Die Familie war nach Forst verzogen, dort war die Miete geringer als in Cottbus. Wilhelm Riedels Lage verbesserte sich allerdings nicht, im Gegenteil, es kam noch schlimmer. Schon mit zwölf Jahren musste er mit Kinderarbeit zum Unterhalt beitragen. Sein gewöhnlicher Tag sah so aus: Aufstehen um vier Uhr, Arbeitsbeginn war fünf Uhr, dann um acht Uhr in die Schule, häufig mit noch leerem Magen, nachmittags ging es wieder in die Fabrik, gearbeitet wurde, bis alles Angefallene erledigt war. Lange konnte der Junge das nicht durchhalten, auch war der Wochenlohn von 1,25 Mark für die Familie zu gering. Deshalb wurde er mit dreizehn Jahren von der Schule freigestellt und war nun der Versorger der Familie. 1843 trat Wilhelm Riedel eine dreijährige Lehrzeit an. Bei der Firma Ortmeyer in Forst wurde er Tuchappreteur, wie schon sein Vater. Wer Meister werden wollte, musste auf Wanderschaft gehen. So zog also auch unser Wilhelm nach Wittenberg, Berlin, Brandenburg, Küstrin, Stettin, Greifswald, Schwerin und schließlich Hamburg. Wieder in der Heimat, ging es rasant voran. Mit 21 Jahren wurde er Werkführer, mit 24 Meister.

 

 

 

 

 

Die Riedelstiftung “Selbsthilfe” in Cottbus in einer Ansicht von 1910. Der ganze Komplex wurde Ende der 1920er Jahre stark verändert, als die Stadt hier ihr Rentnerheim errichtete.
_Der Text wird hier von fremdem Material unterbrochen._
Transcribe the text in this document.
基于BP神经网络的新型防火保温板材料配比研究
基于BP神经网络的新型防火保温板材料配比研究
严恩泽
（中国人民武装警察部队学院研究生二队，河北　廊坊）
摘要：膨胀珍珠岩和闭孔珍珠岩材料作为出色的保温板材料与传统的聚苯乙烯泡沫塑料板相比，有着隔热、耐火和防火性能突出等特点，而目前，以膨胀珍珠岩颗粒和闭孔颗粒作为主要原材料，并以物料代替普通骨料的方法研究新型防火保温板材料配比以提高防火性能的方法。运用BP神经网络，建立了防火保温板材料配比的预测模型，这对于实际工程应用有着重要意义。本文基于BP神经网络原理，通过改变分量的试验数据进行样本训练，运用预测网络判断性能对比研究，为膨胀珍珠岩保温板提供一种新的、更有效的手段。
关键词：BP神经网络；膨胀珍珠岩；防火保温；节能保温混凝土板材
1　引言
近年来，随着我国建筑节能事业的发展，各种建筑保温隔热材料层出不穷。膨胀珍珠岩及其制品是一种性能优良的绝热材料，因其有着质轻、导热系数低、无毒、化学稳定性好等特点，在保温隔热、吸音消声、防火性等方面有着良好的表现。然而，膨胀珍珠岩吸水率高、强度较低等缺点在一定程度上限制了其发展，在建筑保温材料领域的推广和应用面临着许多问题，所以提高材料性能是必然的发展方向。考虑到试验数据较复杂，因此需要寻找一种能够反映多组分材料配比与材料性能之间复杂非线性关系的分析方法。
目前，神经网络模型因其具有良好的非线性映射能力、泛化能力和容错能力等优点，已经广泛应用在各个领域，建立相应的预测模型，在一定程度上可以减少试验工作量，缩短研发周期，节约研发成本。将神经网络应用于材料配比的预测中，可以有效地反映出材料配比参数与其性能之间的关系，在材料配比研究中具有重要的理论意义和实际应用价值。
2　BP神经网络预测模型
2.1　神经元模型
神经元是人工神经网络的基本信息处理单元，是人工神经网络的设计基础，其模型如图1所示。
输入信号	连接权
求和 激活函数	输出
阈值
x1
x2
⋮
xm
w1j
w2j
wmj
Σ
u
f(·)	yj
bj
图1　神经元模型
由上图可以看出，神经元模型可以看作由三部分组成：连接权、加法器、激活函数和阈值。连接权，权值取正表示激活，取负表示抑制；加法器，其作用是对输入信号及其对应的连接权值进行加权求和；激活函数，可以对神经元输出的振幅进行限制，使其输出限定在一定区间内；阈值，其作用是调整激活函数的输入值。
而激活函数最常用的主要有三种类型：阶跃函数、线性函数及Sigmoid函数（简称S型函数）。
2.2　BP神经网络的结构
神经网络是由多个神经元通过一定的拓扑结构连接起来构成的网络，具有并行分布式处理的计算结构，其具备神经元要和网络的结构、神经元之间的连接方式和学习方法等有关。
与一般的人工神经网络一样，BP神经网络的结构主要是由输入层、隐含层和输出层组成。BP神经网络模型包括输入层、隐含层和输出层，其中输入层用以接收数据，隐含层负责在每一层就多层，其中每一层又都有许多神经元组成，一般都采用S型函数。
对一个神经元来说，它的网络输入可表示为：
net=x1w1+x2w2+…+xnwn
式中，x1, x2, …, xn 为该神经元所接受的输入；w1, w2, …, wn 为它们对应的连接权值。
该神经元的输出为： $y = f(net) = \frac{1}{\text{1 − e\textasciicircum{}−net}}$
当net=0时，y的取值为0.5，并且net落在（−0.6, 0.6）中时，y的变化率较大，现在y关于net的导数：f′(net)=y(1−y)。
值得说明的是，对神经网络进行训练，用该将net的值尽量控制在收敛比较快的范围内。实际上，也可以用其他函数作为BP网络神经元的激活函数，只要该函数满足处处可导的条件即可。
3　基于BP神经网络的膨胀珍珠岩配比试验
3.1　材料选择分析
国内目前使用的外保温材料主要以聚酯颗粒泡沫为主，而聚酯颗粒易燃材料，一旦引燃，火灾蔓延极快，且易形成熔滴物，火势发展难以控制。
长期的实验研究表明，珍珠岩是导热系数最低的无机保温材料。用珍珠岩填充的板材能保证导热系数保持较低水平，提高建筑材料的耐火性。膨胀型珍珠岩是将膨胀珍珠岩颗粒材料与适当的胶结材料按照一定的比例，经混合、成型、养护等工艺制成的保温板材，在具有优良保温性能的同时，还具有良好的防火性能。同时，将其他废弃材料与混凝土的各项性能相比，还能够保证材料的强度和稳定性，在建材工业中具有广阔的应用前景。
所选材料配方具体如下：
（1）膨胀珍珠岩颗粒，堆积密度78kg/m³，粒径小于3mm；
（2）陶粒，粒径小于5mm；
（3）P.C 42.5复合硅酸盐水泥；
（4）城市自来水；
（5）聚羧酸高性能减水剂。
Erst unlängst konnte der Arbeiter-Samariter-Bund hier ein neues Haus hinzufügen.

Fabrikant in Peitz

Riedel gründete in Peitz sein erstes Unternehmen, denn in der Stadt wurden zwar gute Tuche gewebt, die mussten aber zur Appretur nach Cottbus geschafft werden. Diese Lücke schloss er 1853 mit einem Betrieb, der zunächst in der Stadt selbst untergebracht war. Bald konnte er größere Räume auf dem Gelände des Hüttenwerkes mieten, der Appretur fügte er eine Spinnerei hinzu, damit das nötige Garn auch in Peitz hergestellt werden konnte. Nach Peitz kam Wilhelm Riedel schon als Familienvater. Er hatte sich mit Auguste, Tochter des Forster Glasermeisters Stamm, verheiratet. Bald waren zehn Kinder geboren, aber nur ein Sohn erreichte das Mannesalter. Ein Unglück – eine Feuersbrunst vernichtete den ganzen Betrieb – konnte Wilhelm Riedel wohl abwehren, gegen aufkommenden Neid und Mißgunst der Peitzer aber war er machtlos. Deshalb verließ er 1861 Peitz.

 

 

 

Seine Berliner Firma errichtete Wilhelm Riedel an der Köpeniker Straße. Der Gebäudekomplex war in vier Abschnitten erbaut worden, besonders wichtig war die Nähe der Spree wegen des weichen Wassers für die Färberei.

Das Lebenswerk

Wilhelm Riedel ging nach Berlin, hier gedieh das Geschäft prächtig. Im Alter von 60 Jahren konnte er seinem Sohn Richard, der in England das Tuchgewerbe erlernt hatte, den Betrieb übergeben, nicht ganz freiwillig, erst ein schwerer Unfall erleichterte den Weg in den Ruhestand. Aber, von wegen Ruhestand, jetzt konnte er darangehen, ein Versprechen, das er einst seiner Mutter gab, zu erfüllen – Hilfe für Arme und Waisen. Nicht von den Kapitalien seiner Fabrik, sondern von den Ersparnissen seines Altenteils installierte er alsbald mehrere Stiftungen. In der damaligen Bellevuestraße in Cottbus, heute Bautzener Straße, kaufte er die Grundstücke 44 und 45 und errichtete darauf den “Riedelstift für vaterlose Waisen.” Das ganze Anwesen machte er 1896 seiner Vaterstadt zum Geschenk. In den kleinen Wohnungen lebten 12 Witwen mit 56 Kindern. Weitere Stiftungen folgten schon bald: 1902 eine Aussteuerstiftung, dann eine “Stiftung für achtbare Arme”, die je 12 alten Männern und Frauen eine sorgenfreie Unterkunft bot, und als Krönung 1907 das “Werkstättenhaus der Riedelstiftung Selbsthilfe”, in dem armen Handwerkern und Gewerbetreibenden äußerst kostengünstige Arbeitsräume geboten wurden. Die Stadt Cottbus dankte dem Stifter schon 1903 mit der Ehrenbürgerschaft. Als Wilhelm Riedel am 23.01.1916 in Berlin verstarb, hatte seine Vaterstadt ein Ehrengrab auf dem Südfriedhof bereit. Wie schon oben gesagt, Ehrenbürger ist Wilhelm Riedel nicht mehr, jedoch wurde 1993 eine Straße in Sandow nach ihm benannt. Das Alters- und Pflegeheim in der Bautzener Straße wurde zu DDR-Zeiten immer kurz “Riedelstift” genannt. Und als solches führt es nach der Wende der Arbeiter-Samariter- Bund.